By the time our narrator has returned to the surface, seen other instances of people behaving badly, being almost accused of murder, and finding out that his twin brother is dead, two things are becoming clear about Vitals: It’s a story with intriguing ideas, and it’s being badly told. While well-paced thrillers ratchet up the tension with nearly-audible clicks, Vitals muddles forward and sideways and even back when, midway through, we switch narrators and go back a few months previously. There’s a mushy, indistinct quality to Vitals that’s hard to reconcile with the demands of a tautly-told thriller. The fact that the protagonists often have their head messed with isn’t much of an excuse; instead, it’s confusion and vagueness all the way through. The lack of clear characters doesn’t help, and neither do the various attempts to one-up the action with paranoid killer schemes. (This is another one of those novels where an exotic way of killing someone ends up used in every possible fashion, rather than more direct and effective methods that could end the narrative right there. Ah, give a toy to an SF writer…)
By the time we piece together a Soviet conspiracy that hides a microbial conspiracy, it’s far too late to care even about such a globe-spinning premise: Vitals has faded away, and the only reason to rush to the conclusion is to see whether it will conclude or just drop away. (Well, that and to spot the Stalin cameo.) But this novel does not conclude: it runs out of ideas, looks around dazedly, gives up and terminates. What kills Vitals isn’t the nature of the far-out ideas, but their lousy execution. Another writer would have been able to do something fantastic with them, but not Bear: Vitals is too long, too sloppy and too uninterested in what it’s saying —although I may be projecting that last flaw onto the novel.

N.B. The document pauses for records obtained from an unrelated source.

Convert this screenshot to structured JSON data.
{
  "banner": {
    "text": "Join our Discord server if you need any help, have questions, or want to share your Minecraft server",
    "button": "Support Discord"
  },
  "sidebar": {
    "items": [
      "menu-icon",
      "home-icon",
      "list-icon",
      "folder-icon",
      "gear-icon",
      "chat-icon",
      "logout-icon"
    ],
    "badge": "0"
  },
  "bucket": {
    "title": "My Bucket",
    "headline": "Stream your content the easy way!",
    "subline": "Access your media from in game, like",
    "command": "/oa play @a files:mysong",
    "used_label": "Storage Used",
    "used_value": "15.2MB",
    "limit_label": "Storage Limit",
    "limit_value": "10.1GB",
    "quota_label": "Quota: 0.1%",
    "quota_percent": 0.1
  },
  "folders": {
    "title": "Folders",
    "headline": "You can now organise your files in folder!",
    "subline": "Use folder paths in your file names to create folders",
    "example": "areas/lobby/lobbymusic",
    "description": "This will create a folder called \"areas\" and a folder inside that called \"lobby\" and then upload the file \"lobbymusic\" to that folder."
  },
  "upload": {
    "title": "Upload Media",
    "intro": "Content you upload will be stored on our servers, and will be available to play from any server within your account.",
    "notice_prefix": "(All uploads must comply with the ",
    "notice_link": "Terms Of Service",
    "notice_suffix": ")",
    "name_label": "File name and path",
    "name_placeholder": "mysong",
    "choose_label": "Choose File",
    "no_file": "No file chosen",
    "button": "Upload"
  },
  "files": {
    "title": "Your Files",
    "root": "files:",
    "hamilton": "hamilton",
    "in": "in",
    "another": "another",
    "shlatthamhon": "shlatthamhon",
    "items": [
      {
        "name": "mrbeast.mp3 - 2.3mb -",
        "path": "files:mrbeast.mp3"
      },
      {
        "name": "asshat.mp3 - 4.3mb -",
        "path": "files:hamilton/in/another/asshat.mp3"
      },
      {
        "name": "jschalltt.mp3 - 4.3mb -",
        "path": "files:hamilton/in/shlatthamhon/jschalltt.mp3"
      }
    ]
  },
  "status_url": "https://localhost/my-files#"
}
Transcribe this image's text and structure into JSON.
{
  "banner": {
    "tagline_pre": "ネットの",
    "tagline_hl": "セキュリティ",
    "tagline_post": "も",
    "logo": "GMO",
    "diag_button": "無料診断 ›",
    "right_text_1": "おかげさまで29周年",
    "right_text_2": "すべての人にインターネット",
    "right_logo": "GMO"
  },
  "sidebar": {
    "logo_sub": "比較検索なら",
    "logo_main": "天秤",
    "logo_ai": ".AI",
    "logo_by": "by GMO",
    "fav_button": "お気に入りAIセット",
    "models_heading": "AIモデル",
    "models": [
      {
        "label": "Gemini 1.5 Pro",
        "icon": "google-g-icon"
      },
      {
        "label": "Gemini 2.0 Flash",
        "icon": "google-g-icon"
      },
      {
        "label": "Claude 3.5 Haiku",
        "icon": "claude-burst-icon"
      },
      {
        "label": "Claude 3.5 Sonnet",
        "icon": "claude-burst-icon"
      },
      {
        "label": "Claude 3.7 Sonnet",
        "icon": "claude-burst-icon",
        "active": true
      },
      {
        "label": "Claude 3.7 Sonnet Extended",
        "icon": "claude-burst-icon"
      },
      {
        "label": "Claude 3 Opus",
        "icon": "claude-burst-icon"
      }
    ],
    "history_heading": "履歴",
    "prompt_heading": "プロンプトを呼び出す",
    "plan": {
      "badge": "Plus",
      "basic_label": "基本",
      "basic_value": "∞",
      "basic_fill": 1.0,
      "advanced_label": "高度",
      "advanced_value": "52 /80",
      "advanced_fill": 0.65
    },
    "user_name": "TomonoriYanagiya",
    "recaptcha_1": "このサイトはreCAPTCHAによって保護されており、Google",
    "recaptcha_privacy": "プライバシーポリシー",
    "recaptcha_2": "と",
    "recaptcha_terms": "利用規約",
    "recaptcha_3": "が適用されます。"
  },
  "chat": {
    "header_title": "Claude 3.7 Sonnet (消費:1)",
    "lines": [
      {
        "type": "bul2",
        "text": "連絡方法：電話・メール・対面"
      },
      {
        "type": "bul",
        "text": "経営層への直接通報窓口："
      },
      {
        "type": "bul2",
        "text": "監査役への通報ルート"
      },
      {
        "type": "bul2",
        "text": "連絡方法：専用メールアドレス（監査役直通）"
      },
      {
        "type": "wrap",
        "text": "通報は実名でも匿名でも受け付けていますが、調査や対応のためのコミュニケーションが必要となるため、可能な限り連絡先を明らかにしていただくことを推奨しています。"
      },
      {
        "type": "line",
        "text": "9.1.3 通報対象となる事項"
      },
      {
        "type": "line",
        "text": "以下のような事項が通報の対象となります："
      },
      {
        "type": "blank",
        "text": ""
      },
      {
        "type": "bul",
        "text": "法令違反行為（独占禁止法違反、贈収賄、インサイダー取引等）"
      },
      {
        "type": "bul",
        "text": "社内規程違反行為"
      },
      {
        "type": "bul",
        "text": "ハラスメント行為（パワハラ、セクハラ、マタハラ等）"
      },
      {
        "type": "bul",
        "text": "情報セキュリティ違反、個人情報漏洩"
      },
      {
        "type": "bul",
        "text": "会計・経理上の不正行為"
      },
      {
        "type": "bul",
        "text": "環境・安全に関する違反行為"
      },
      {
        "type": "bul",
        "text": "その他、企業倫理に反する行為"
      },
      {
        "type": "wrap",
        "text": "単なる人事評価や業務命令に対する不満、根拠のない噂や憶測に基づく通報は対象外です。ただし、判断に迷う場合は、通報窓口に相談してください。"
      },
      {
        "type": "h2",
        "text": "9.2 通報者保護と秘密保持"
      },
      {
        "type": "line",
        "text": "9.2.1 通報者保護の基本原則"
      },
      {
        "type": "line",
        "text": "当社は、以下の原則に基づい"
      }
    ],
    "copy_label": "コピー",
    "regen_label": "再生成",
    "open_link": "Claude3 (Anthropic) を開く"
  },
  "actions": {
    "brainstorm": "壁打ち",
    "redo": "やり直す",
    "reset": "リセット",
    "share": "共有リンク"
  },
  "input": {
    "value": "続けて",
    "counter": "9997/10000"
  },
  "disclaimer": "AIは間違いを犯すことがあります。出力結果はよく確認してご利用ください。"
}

It also justifies my continued coolness toward anything that Bear has written since 1995. (His new City at the End of Time? Not before I see it on sale, baby!) I don’t seem to be alone: Go look at the awful 2.5-stars average Amazon reviews for what seems like a consensus opinion on Vitals. This may have been a personal rant, but my disappointment hardly seems unique whenever this novel is concerned.